In computer language, a byte is a unit of storage usually the size of one character of information.

While even the most casual user of computer technology is familiar with the concept of gigabytes--that is, a billion bytes of data--it's unlikely even hard-core keyboard tappers often consider the concept of terabytes? That's because terabytes represent more data than a person can consume in a lifetime.

These days, two Mississippi State University computer science professors are attempting to get a handle on terabytes, so to speak. They're working to discover patterns in data so large and complex that scientists can't handle it without the aid of computerized analysis.

"Knowledge discovery" is the rather bland sounding tag for this highly automated process of complex data analysis to extract useful information.

Julia Hodges and Susan Bridges are using a $335,000 grant from the Office of Naval Research to support their work. They are collaborating with scientists at the Naval Oceanographic Office at the Stennis Space Center near Bay St. Louis.

"Knowledge discovery is related to the machine learning work being done in the field of artificial intelligence," said Hodges.

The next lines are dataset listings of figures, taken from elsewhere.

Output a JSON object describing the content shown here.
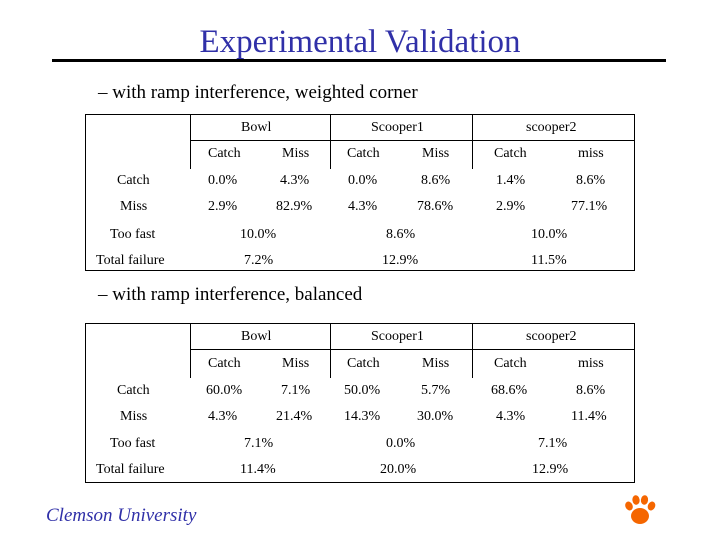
{
  "slide": {
    "title": "Experimental Validation",
    "subtitle1": "– with ramp interference, weighted corner",
    "subtitle2": "– with ramp interference, balanced",
    "footer": "Clemson University"
  },
  "table1": {
    "groups": [
      "Bowl",
      "Scooper1",
      "scooper2"
    ],
    "subheaders": [
      "Catch",
      "Miss",
      "Catch",
      "Miss",
      "Catch",
      "miss"
    ],
    "rows": [
      {
        "label": "Catch",
        "values": [
          "0.0%",
          "4.3%",
          "0.0%",
          "8.6%",
          "1.4%",
          "8.6%"
        ]
      },
      {
        "label": "Miss",
        "values": [
          "2.9%",
          "82.9%",
          "4.3%",
          "78.6%",
          "2.9%",
          "77.1%"
        ]
      }
    ],
    "merged_rows": [
      {
        "label": "Too fast",
        "values": [
          "10.0%",
          "8.6%",
          "10.0%"
        ]
      },
      {
        "label": "Total failure",
        "values": [
          "7.2%",
          "12.9%",
          "11.5%"
        ]
      }
    ]
  },
  "table2": {
    "groups": [
      "Bowl",
      "Scooper1",
      "scooper2"
    ],
    "subheaders": [
      "Catch",
      "Miss",
      "Catch",
      "Miss",
      "Catch",
      "miss"
    ],
    "rows": [
      {
        "label": "Catch",
        "values": [
          "60.0%",
          "7.1%",
          "50.0%",
          "5.7%",
          "68.6%",
          "8.6%"
        ]
      },
      {
        "label": "Miss",
        "values": [
          "4.3%",
          "21.4%",
          "14.3%",
          "30.0%",
          "4.3%",
          "11.4%"
        ]
      }
    ],
    "merged_rows": [
      {
        "label": "Too fast",
        "values": [
          "7.1%",
          "0.0%",
          "7.1%"
        ]
      },
      {
        "label": "Total failure",
        "values": [
          "11.4%",
          "20.0%",
          "12.9%"
        ]
      }
    ]
  },
  "colors": {
    "title": "#3030a8",
    "logo": "#f56600"
  },
  "icons": {
    "logo": "tiger-paw-icon"
  }
}
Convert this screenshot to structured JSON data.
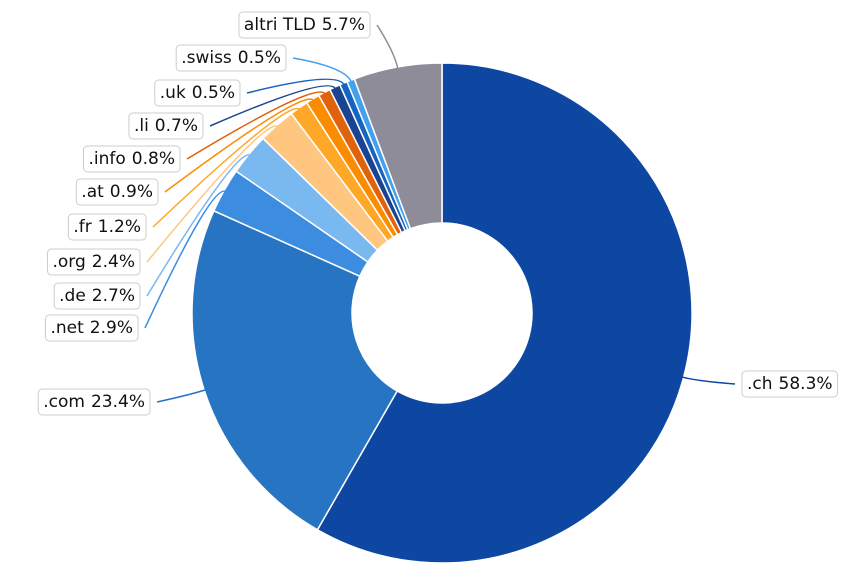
{
  "chart_data": {
    "type": "pie",
    "categories": [
      ".ch",
      ".com",
      ".net",
      ".de",
      ".org",
      ".fr",
      ".at",
      ".info",
      ".li",
      ".uk",
      ".swiss",
      "altri TLD"
    ],
    "values": [
      58.3,
      23.4,
      2.9,
      2.7,
      2.4,
      1.2,
      0.9,
      0.8,
      0.7,
      0.5,
      0.5,
      5.7
    ],
    "value_labels": [
      "58.3%",
      "23.4%",
      "2.9%",
      "2.7%",
      "2.4%",
      "1.2%",
      "0.9%",
      "0.8%",
      "0.7%",
      "0.5%",
      "0.5%",
      "5.7%"
    ],
    "colors": [
      "#0d47a1",
      "#2674c2",
      "#3c8de0",
      "#7ab8f0",
      "#ffc680",
      "#ffa726",
      "#fb8c00",
      "#e0620a",
      "#1a4391",
      "#1565c0",
      "#42a0ee",
      "#8e8c99"
    ]
  }
}
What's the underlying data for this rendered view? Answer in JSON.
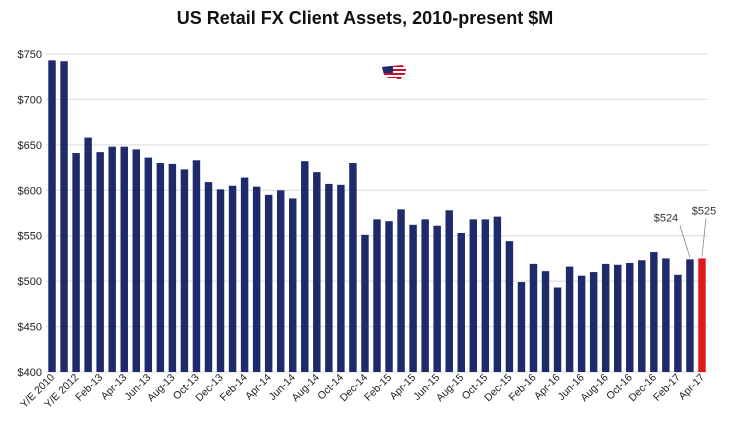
{
  "chart_data": {
    "type": "bar",
    "title": "US Retail FX Client Assets, 2010-present $M",
    "xlabel": "",
    "ylabel": "",
    "ylim": [
      400,
      750
    ],
    "yticks": [
      400,
      450,
      500,
      550,
      600,
      650,
      700,
      750
    ],
    "ytick_labels": [
      "$400",
      "$450",
      "$500",
      "$550",
      "$600",
      "$650",
      "$700",
      "$750"
    ],
    "grid": true,
    "bar_color": "#1f2a6b",
    "highlight_color": "#e01a1a",
    "flag_icon": "us-flag-map-icon",
    "categories": [
      "Y/E 2010",
      "",
      "Y/E 2012",
      "",
      "Feb-13",
      "",
      "Apr-13",
      "",
      "Jun-13",
      "",
      "Aug-13",
      "",
      "Oct-13",
      "",
      "Dec-13",
      "",
      "Feb-14",
      "",
      "Apr-14",
      "",
      "Jun-14",
      "",
      "Aug-14",
      "",
      "Oct-14",
      "",
      "Dec-14",
      "",
      "Feb-15",
      "",
      "Apr-15",
      "",
      "Jun-15",
      "",
      "Aug-15",
      "",
      "Oct-15",
      "",
      "Dec-15",
      "",
      "Feb-16",
      "",
      "Apr-16",
      "",
      "Jun-16",
      "",
      "Aug-16",
      "",
      "Oct-16",
      "",
      "Dec-16",
      "",
      "Feb-17",
      "",
      "Apr-17"
    ],
    "values": [
      743,
      742,
      641,
      658,
      642,
      648,
      648,
      645,
      636,
      630,
      629,
      623,
      633,
      609,
      601,
      605,
      614,
      604,
      595,
      600,
      591,
      632,
      620,
      607,
      606,
      630,
      551,
      568,
      566,
      579,
      562,
      568,
      561,
      578,
      553,
      568,
      568,
      571,
      544,
      499,
      519,
      511,
      493,
      516,
      506,
      510,
      519,
      518,
      520,
      523,
      532,
      525,
      507,
      524,
      525
    ],
    "highlight_index": 54,
    "data_labels": [
      {
        "index": 53,
        "text": "$524"
      },
      {
        "index": 54,
        "text": "$525"
      }
    ]
  }
}
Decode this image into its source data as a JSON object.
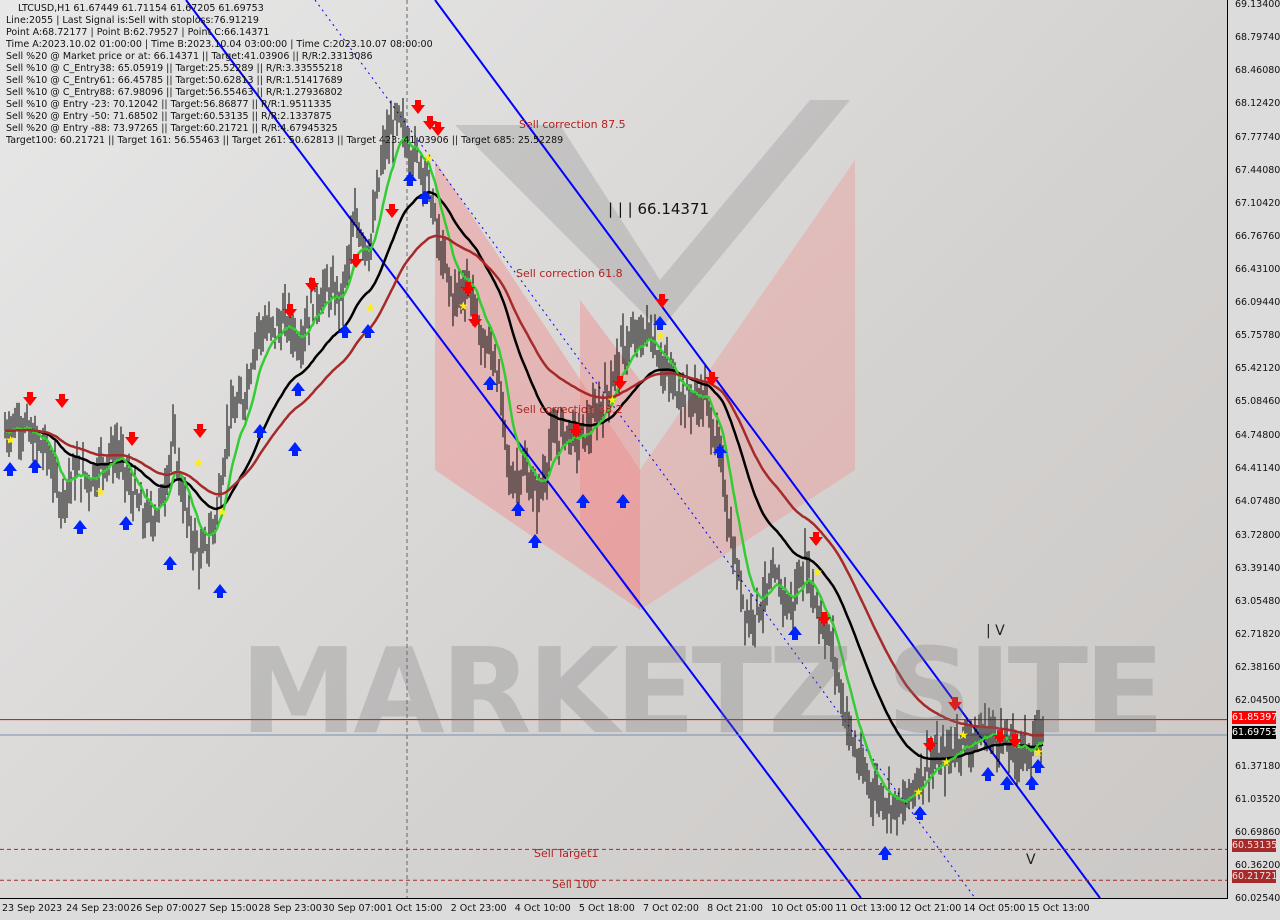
{
  "info_panel": {
    "symbol_line": "LTCUSD,H1  61.67449 61.71154 61.67205 61.69753",
    "lines": [
      "Line:2055 | Last Signal is:Sell with stoploss:76.91219",
      "Point A:68.72177 | Point B:62.79527 | Point C:66.14371",
      "Time A:2023.10.02 01:00:00 | Time B:2023.10.04 03:00:00 | Time C:2023.10.07 08:00:00",
      "Sell %20 @ Market price or at: 66.14371 || Target:41.03906 || R/R:2.3313086",
      "Sell %10 @ C_Entry38: 65.05919 || Target:25.52289 || R/R:3.33555218",
      "Sell %10 @ C_Entry61: 66.45785 || Target:50.62813 || R/R:1.51417689",
      "Sell %10 @ C_Entry88: 67.98096 || Target:56.55463 || R/R:1.27936802",
      "Sell %10 @ Entry -23: 70.12042 || Target:56.86877 || R/R:1.9511335",
      "Sell %20 @ Entry -50: 71.68502 || Target:60.53135 || R/R:2.1337875",
      "Sell %20 @ Entry -88: 73.97265 || Target:60.21721 || R/R:4.67945325",
      "Target100: 60.21721 || Target 161: 56.55463 || Target 261: 50.62813 || Target 423: 41.03906 || Target 685: 25.52289"
    ]
  },
  "annotations": {
    "sell_correction_875": "Sell correction 87.5",
    "sell_correction_618": "Sell correction 61.8",
    "sell_correction_382": "Sell correction 38.2",
    "point_c_label": "| | | 66.14371",
    "sell_target1": "Sell Target1",
    "sell_100": "Sell 100",
    "marker_v1": "| V",
    "marker_v2": "V"
  },
  "watermark": "MARKETZ SITE",
  "price_tags": {
    "stoploss_line": {
      "value": "61.85397",
      "color": "#ff0000"
    },
    "current_price": {
      "value": "61.69753",
      "color": "#000000"
    },
    "sell_target1": {
      "value": "60.53135",
      "color": "#a52a2a"
    },
    "sell_100": {
      "value": "60.21721",
      "color": "#a52a2a"
    }
  },
  "chart_data": {
    "type": "line",
    "symbol": "LTCUSD",
    "timeframe": "H1",
    "ylim": [
      60.0254,
      69.134
    ],
    "y_ticks": [
      "69.13400",
      "68.79740",
      "68.46080",
      "68.12420",
      "67.77740",
      "67.44080",
      "67.10420",
      "66.76760",
      "66.43100",
      "66.09440",
      "65.75780",
      "65.42120",
      "65.08460",
      "64.74800",
      "64.41140",
      "64.07480",
      "63.72800",
      "63.39140",
      "63.05480",
      "62.71820",
      "62.38160",
      "62.04500",
      "61.37180",
      "61.03520",
      "60.69860",
      "60.36200",
      "60.02540"
    ],
    "x_ticks": [
      "23 Sep 2023",
      "24 Sep 23:00",
      "26 Sep 07:00",
      "27 Sep 15:00",
      "28 Sep 23:00",
      "30 Sep 07:00",
      "1 Oct 15:00",
      "2 Oct 23:00",
      "4 Oct 10:00",
      "5 Oct 18:00",
      "7 Oct 02:00",
      "8 Oct 21:00",
      "10 Oct 05:00",
      "11 Oct 13:00",
      "12 Oct 21:00",
      "14 Oct 05:00",
      "15 Oct 13:00"
    ],
    "close_series": [
      64.8,
      64.91,
      64.7,
      64.6,
      64.09,
      64.4,
      64.29,
      64.5,
      64.6,
      64.19,
      63.89,
      63.99,
      64.7,
      63.89,
      63.48,
      63.89,
      64.91,
      65.11,
      65.82,
      65.82,
      65.93,
      65.72,
      66.13,
      66.23,
      66.13,
      66.94,
      66.64,
      67.66,
      67.96,
      67.66,
      67.45,
      66.64,
      66.13,
      66.33,
      65.72,
      65.52,
      64.29,
      64.4,
      64.09,
      64.7,
      64.8,
      64.7,
      64.91,
      65.21,
      65.62,
      65.72,
      65.82,
      65.42,
      65.21,
      65.11,
      65.11,
      64.5,
      63.48,
      62.87,
      63.07,
      63.28,
      62.97,
      63.48,
      62.97,
      62.56,
      61.85,
      61.34,
      61.13,
      61.03,
      60.93,
      61.24,
      61.44,
      61.44,
      61.65,
      61.65,
      61.75,
      61.65,
      61.54,
      61.54,
      61.7
    ],
    "horizontal_levels": [
      61.85397,
      61.69753,
      60.53135,
      60.21721
    ],
    "moving_average_colors": [
      "#33cc33",
      "#000000",
      "#a52a2a"
    ],
    "channel_color": "#0000ff",
    "grid": false
  }
}
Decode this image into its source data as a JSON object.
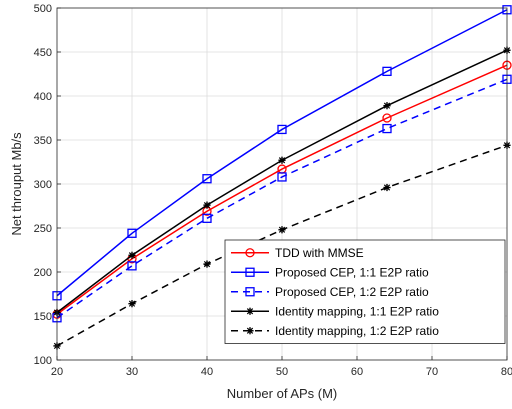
{
  "chart_data": {
    "type": "line",
    "title": "",
    "xlabel": "Number of APs (M)",
    "ylabel": "Net throuput Mb/s",
    "xlim": [
      20,
      80
    ],
    "ylim": [
      100,
      500
    ],
    "xticks": [
      20,
      30,
      40,
      50,
      60,
      70,
      80
    ],
    "yticks": [
      100,
      150,
      200,
      250,
      300,
      350,
      400,
      450,
      500
    ],
    "grid": true,
    "legend_position": "bottom-right",
    "x": [
      20,
      30,
      40,
      50,
      64,
      80
    ],
    "series": [
      {
        "name": "TDD with MMSE",
        "values": [
          152,
          215,
          269,
          317,
          375,
          435
        ],
        "color": "#ff0000",
        "dash": "solid",
        "marker": "circle"
      },
      {
        "name": "Proposed CEP, 1:1 E2P ratio",
        "values": [
          173,
          244,
          306,
          362,
          428,
          498
        ],
        "color": "#0000ff",
        "dash": "solid",
        "marker": "square"
      },
      {
        "name": "Proposed CEP, 1:2 E2P ratio",
        "values": [
          148,
          207,
          261,
          308,
          363,
          419
        ],
        "color": "#0000ff",
        "dash": "dashed",
        "marker": "square"
      },
      {
        "name": "Identity mapping, 1:1 E2P ratio",
        "values": [
          154,
          219,
          276,
          327,
          389,
          452
        ],
        "color": "#000000",
        "dash": "solid",
        "marker": "star"
      },
      {
        "name": "Identity mapping, 1:2 E2P ratio",
        "values": [
          116,
          164,
          209,
          248,
          296,
          344
        ],
        "color": "#000000",
        "dash": "dashed",
        "marker": "star"
      }
    ]
  }
}
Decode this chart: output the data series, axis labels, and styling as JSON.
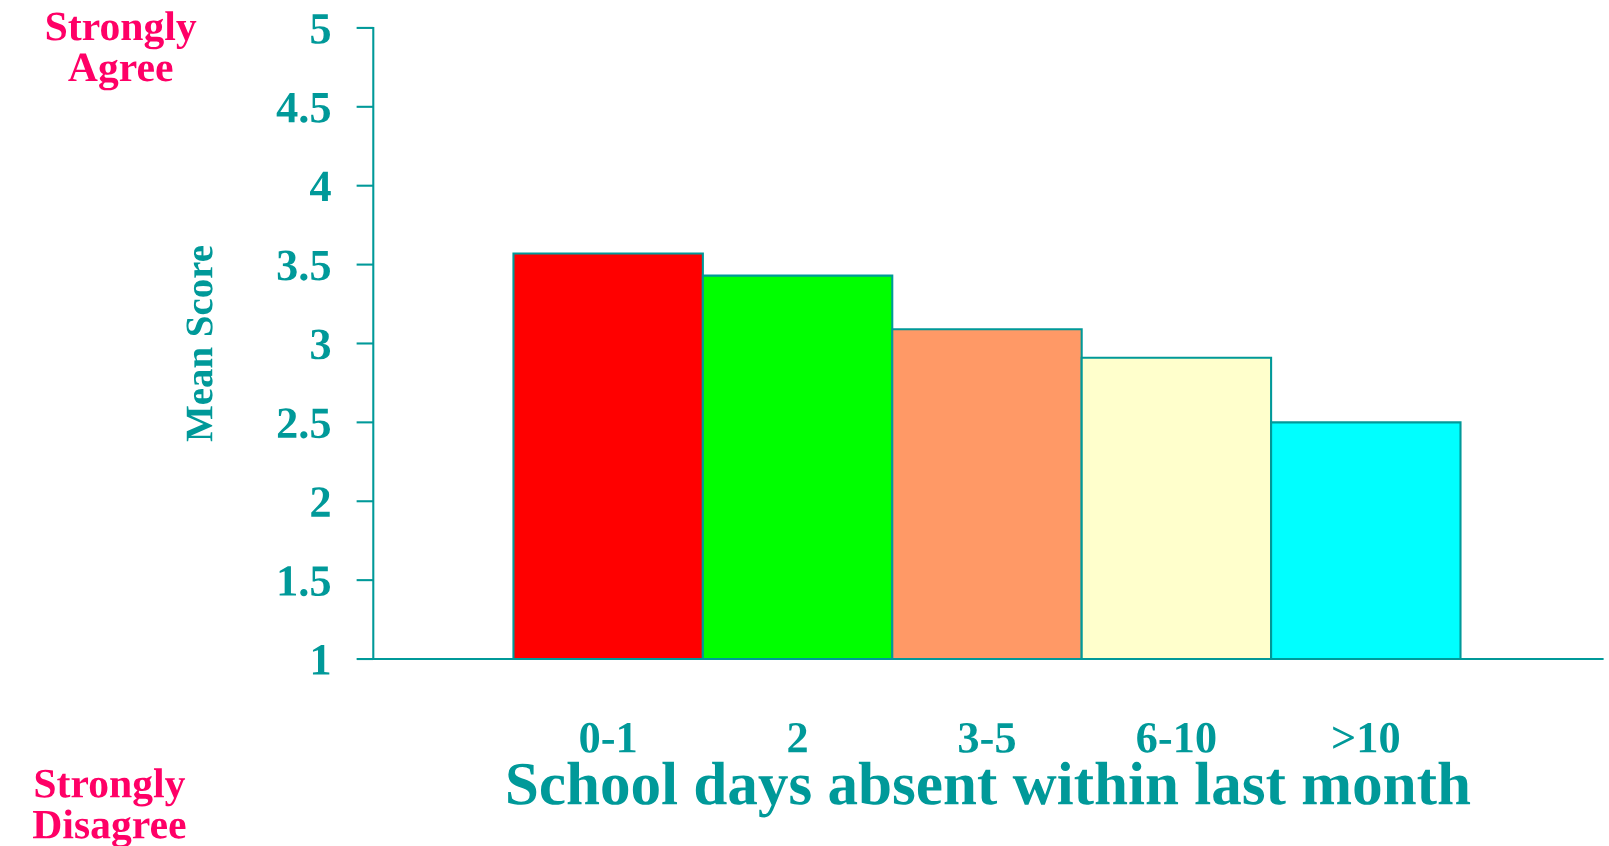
{
  "chart_data": {
    "type": "bar",
    "xlabel": "School days absent within last month",
    "ylabel": "Mean Score",
    "categories": [
      "0-1",
      "2",
      "3-5",
      "6-10",
      ">10"
    ],
    "values": [
      3.57,
      3.43,
      3.09,
      2.91,
      2.5
    ],
    "colors": [
      "#ff0000",
      "#00ff00",
      "#ff9966",
      "#ffffcc",
      "#00ffff"
    ],
    "ylim": [
      1,
      5
    ],
    "yticks": [
      1,
      1.5,
      2,
      2.5,
      3,
      3.5,
      4,
      4.5,
      5
    ],
    "annotations": [
      "Strongly\nAgree",
      "Strongly\nDisagree"
    ],
    "grid": false,
    "legend": false
  }
}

Hodges and Bridges will work to develop a system that can be applied to vast amounts of oceanographic data. Their products will be an object-oriented oceanographic database and tools that automatically extract useful information--"knowledge"--from the database.

"Typical databases are intended for small transactions like airline reservations, while an object-oriented database represents much more complex relationships among the different kinds of data," Bridges explained. "Traditional database systems don't handle such complexity well."

Because there is no efficient way to search, manage or organize highly complex data in traditional systems, "scientists are limited in how the data can be manipulated," Hodges added.

In their current study, data will include satellite imagery, acoustic imagery, altimetry data, and data from a variety of sensors.

Knowledge discovery techniques will provide meaningful ways to analyze the data. For example, an oceanographer may wish to analyze large collections of acoustic imagery data in order to classify the topology of the ocean bottom in a particular location.

While the two researchers are applying knowledge discovery to scientific data bases, they say the technique also is increasingly being used commercially.

"For example, marketers might use knowledge discovery to identify consumer buying patterns to target better particular catalogs," Hodges said.